I had exactly one conversation with one of the brightest guys in my class. He made law review and Order of the Coif. He invariably dressed in jeans, cowboy shirt and pointed boots. On a staircase together after an anti-trust class (mid-3rd year, just before I quit) he spoke to me in his affect-less way.

"I'm looking forward to getting out of here."
"Yeah," I agree, "I'm looking forward to having a real car. I'm thinking maybe a Camry or a Nissan."
At the brief landing he turned to me stone-faced.
"I'd never buy a foreign car."

These people tried to engage Wilbert Rideau in a debate about the American penal system. With predictable results. I think one of them actually used a school yard taunt, albeit sotto voce. Such was their acumen.

For the record, Rideau has served more time than anyone else in Angola convicted of a similar offense. Folks convicted since of arguably much more heinous crimes have come and gone frequently. The problem for Rideau is that the parole board puts high value on the input of the victim's family, and his victim's family won't recognize what others have: that he has served his time.

Rideau's case is politically sensitive. He's also one of those "troublemakers" who studies law in prison and attempts to keep the corrections department a bit honest. His high-profile is unquestionably held against him.

But should he be paroled?

The question is about justice. If we aspire to anything of the sort (we don't) it would be an open and shut case. I have sympathy for his plight as a human being, but I'm not convinced a general policy of "equal time for equal crime" can be fashioned that will protect the public.

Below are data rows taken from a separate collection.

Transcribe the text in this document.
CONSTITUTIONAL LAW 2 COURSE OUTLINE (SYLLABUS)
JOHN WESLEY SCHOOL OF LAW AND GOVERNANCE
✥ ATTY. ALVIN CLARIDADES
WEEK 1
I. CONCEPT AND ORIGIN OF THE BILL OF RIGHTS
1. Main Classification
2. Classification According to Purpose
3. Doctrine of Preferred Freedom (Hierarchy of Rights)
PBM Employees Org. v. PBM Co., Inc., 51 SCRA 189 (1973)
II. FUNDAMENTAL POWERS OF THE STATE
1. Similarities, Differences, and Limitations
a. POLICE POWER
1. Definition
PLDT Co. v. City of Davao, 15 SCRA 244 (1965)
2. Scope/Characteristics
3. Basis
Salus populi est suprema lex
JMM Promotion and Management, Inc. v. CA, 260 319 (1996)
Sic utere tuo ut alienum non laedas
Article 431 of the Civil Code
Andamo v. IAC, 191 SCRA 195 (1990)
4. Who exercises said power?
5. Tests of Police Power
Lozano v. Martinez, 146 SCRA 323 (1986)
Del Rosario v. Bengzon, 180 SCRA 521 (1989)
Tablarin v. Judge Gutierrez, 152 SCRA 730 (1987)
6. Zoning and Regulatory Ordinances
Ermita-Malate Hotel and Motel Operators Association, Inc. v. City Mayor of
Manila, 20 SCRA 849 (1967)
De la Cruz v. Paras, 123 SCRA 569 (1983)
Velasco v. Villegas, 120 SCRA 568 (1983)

If we want to pursue justice, we'd have to radically change our systems. As it stands, we value order instead. And that we get. Mostly.

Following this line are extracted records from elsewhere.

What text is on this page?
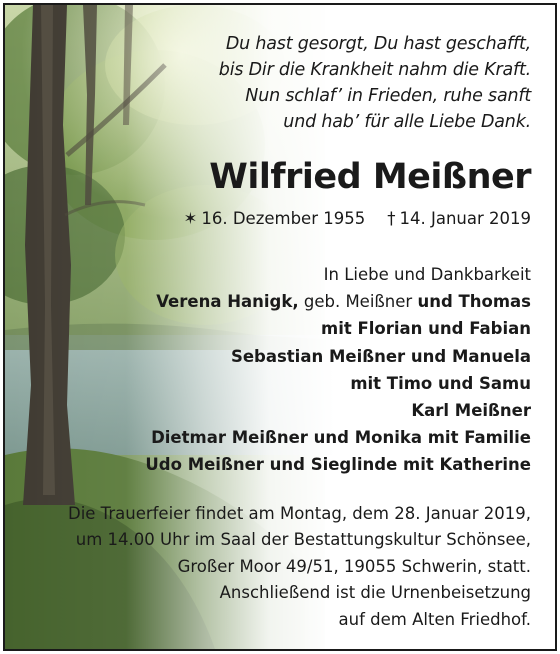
Du hast gesorgt, Du hast geschafft,
bis Dir die Krankheit nahm die Kraft.
Nun schlaf’ in Frieden, ruhe sanft
und hab’ für alle Liebe Dank.
Wilfried Meißner
✶ 16. Dezember 1955 † 14. Januar 2019
In Liebe und Dankbarkeit
Verena Hanigk, geb. Meißner und Thomas
mit Florian und Fabian
Sebastian Meißner und Manuela
mit Timo und Samu
Karl Meißner
Dietmar Meißner und Monika mit Familie
Udo Meißner und Sieglinde mit Katherine
Die Trauerfeier findet am Montag, dem 28. Januar 2019,
um 14.00 Uhr im Saal der Bestattungskultur Schönsee,
Großer Moor 49/51, 19055 Schwerin, statt.
Anschließend ist die Urnenbeisetzung
auf dem Alten Friedhof.
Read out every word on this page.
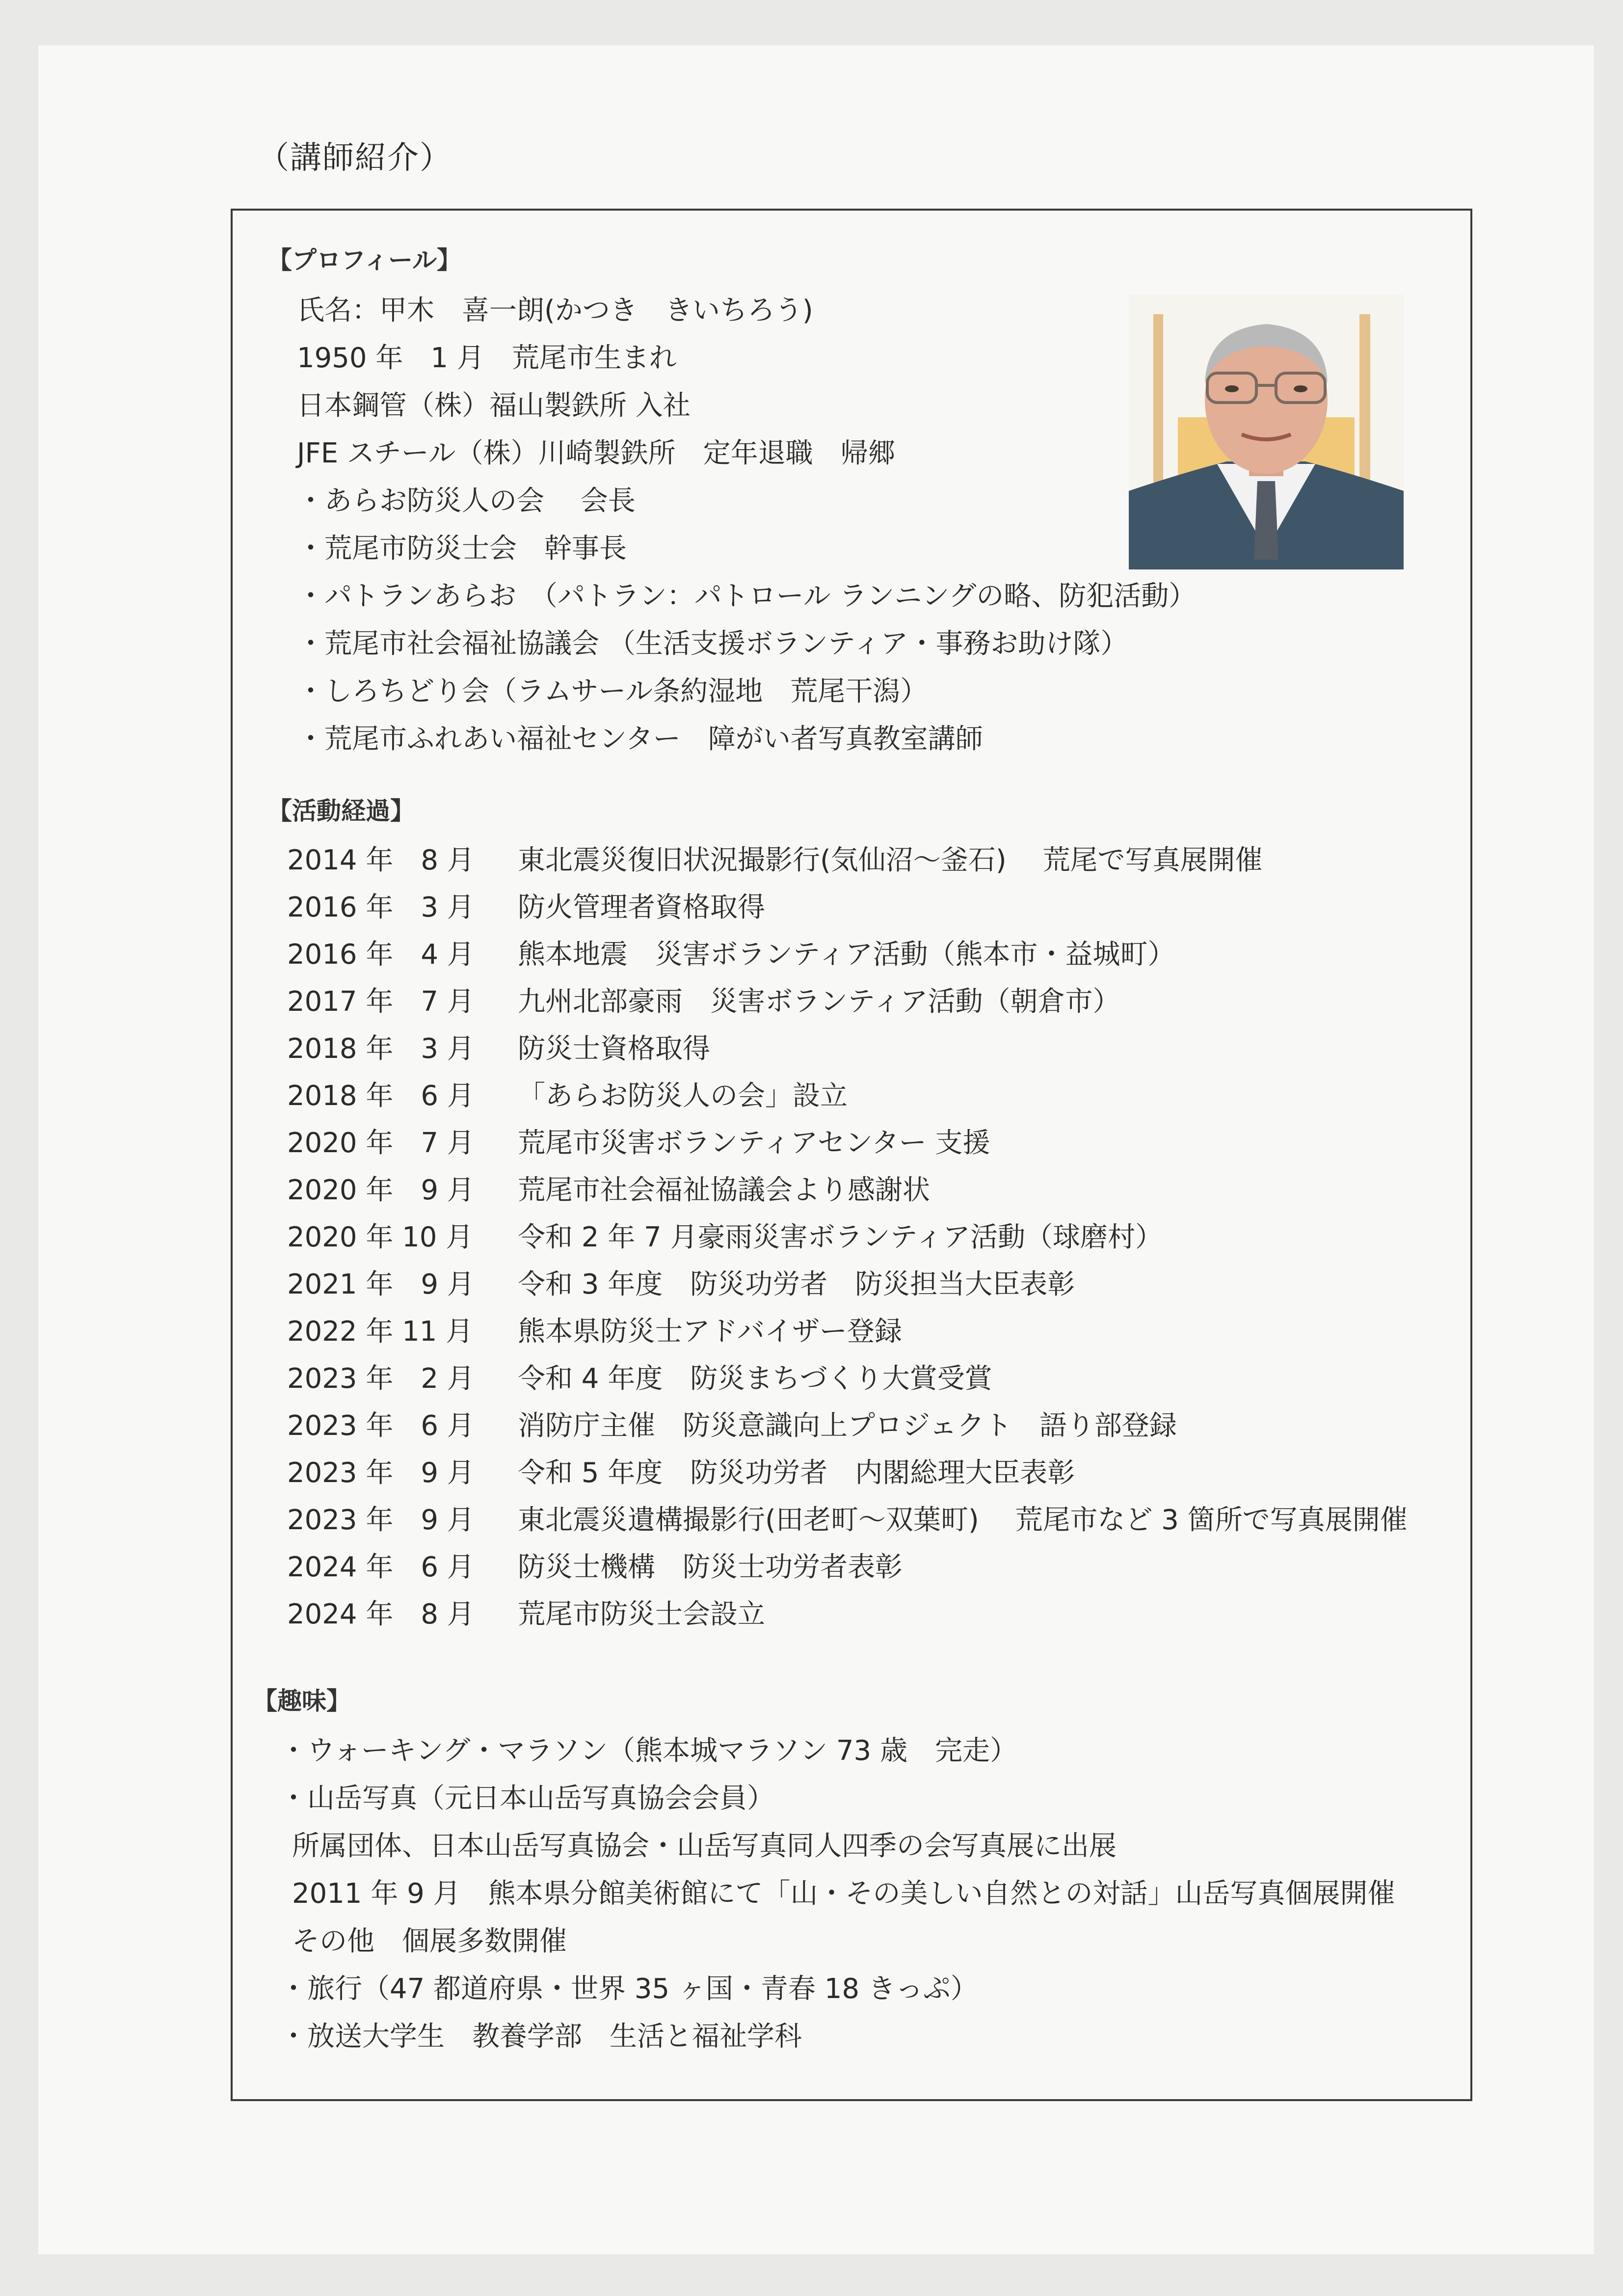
（講師紹介）
【プロフィール】
氏名：甲木　喜一朗(かつき　きいちろう)
1950 年　1 月　荒尾市生まれ
日本鋼管（株）福山製鉄所 入社
JFE スチール（株）川崎製鉄所　定年退職　帰郷
・あらお防災人の会　 会長
・荒尾市防災士会　幹事長
・パトランあらお　（パトラン：パトロール ランニングの略、防犯活動）
・荒尾市社会福祉協議会 （生活支援ボランティア・事務お助け隊）
・しろちどり会（ラムサール条約湿地　荒尾干潟）
・荒尾市ふれあい福祉センター　障がい者写真教室講師
【活動経過】
2014 年　8 月 東北震災復旧状況撮影行(気仙沼～釜石)　 荒尾で写真展開催
2016 年　3 月 防火管理者資格取得
2016 年　4 月 熊本地震　災害ボランティア活動（熊本市・益城町）
2017 年　7 月 九州北部豪雨　災害ボランティア活動（朝倉市）
2018 年　3 月 防災士資格取得
2018 年　6 月 「あらお防災人の会」設立
2020 年　7 月 荒尾市災害ボランティアセンター 支援
2020 年　9 月 荒尾市社会福祉協議会より感謝状
2020 年 10 月 令和 2 年 7 月豪雨災害ボランティア活動（球磨村）
2021 年　9 月 令和 3 年度　防災功労者　防災担当大臣表彰
2022 年 11 月 熊本県防災士アドバイザー登録
2023 年　2 月 令和 4 年度　防災まちづくり大賞受賞
2023 年　6 月 消防庁主催　防災意識向上プロジェクト　語り部登録
2023 年　9 月 令和 5 年度　防災功労者　内閣総理大臣表彰
2023 年　9 月 東北震災遺構撮影行(田老町～双葉町)　 荒尾市など 3 箇所で写真展開催
2024 年　6 月 防災士機構　防災士功労者表彰
2024 年　8 月 荒尾市防災士会設立
【趣味】
・ウォーキング・マラソン（熊本城マラソン 73 歳　完走）
・山岳写真（元日本山岳写真協会会員）
所属団体、日本山岳写真協会・山岳写真同人四季の会写真展に出展
2011 年 9 月　熊本県分館美術館にて「山・その美しい自然との対話」山岳写真個展開催
その他　個展多数開催
・旅行（47 都道府県・世界 35 ヶ国・青春 18 きっぷ）
・放送大学生　教養学部　生活と福祉学科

I've had enough close calls with southern cops to know liberty is a precarious thing, easily confiscated by the state. And I'm white. For those of color, paranoia is completely justified.

Back on the bus for more fields and long distance busing. It's astonishing how huge the grounds are. Just when we were numbed beyond caring, we entered a town. A movie theater, grocery store, gas station, row after row of houses. Mothers pushing small children on swings in their front yards.

We all exchanged glances with the same embedded question. Did you see when we left the grounds? We hadn't. This "town" houses many prison employees. Guards mainly. Partially subsidized, it sits inside the prison. It is no exaggeration to say this was the scariest part of the trip.

Our last stop was a visit to Old Red. Now decomissioned, its cells were formed out of concrete. They measured 4 feet wide by 7 feet long. A part of one wall extruded and was seemingly intended for slumber. We were told that, in its heydey, each cell held 6 men.

In the weather ravaged cafeteria sat a lone, solidly-built wooden chair. This was Old Sparky, the "travlin' chair". Way back when, death sentences were carried out in the locality where the crime was committed. Up they'd ride in a pickup truck, Old Sparky in the bed. A wire was hooked up to the local power grid, the locals would gather and the sentence carried out. Sparky was used for over 130 electrocutions.

This electric chair was "safe," and people lined up to sit in it. One particularly sensitive fellow mimed his demise. His fraters were amused and, while he was mugging for the crowd, engaged the arm straps.

He went ape. Zero to psychotic in no seconds. I thought he'd dislocate his shoulders pulling against the restraints. He was released after some struggle and led away weeping.


I sent a letter asking to be one of the 2 civilian witnesses at the last electrocution. My request was denied.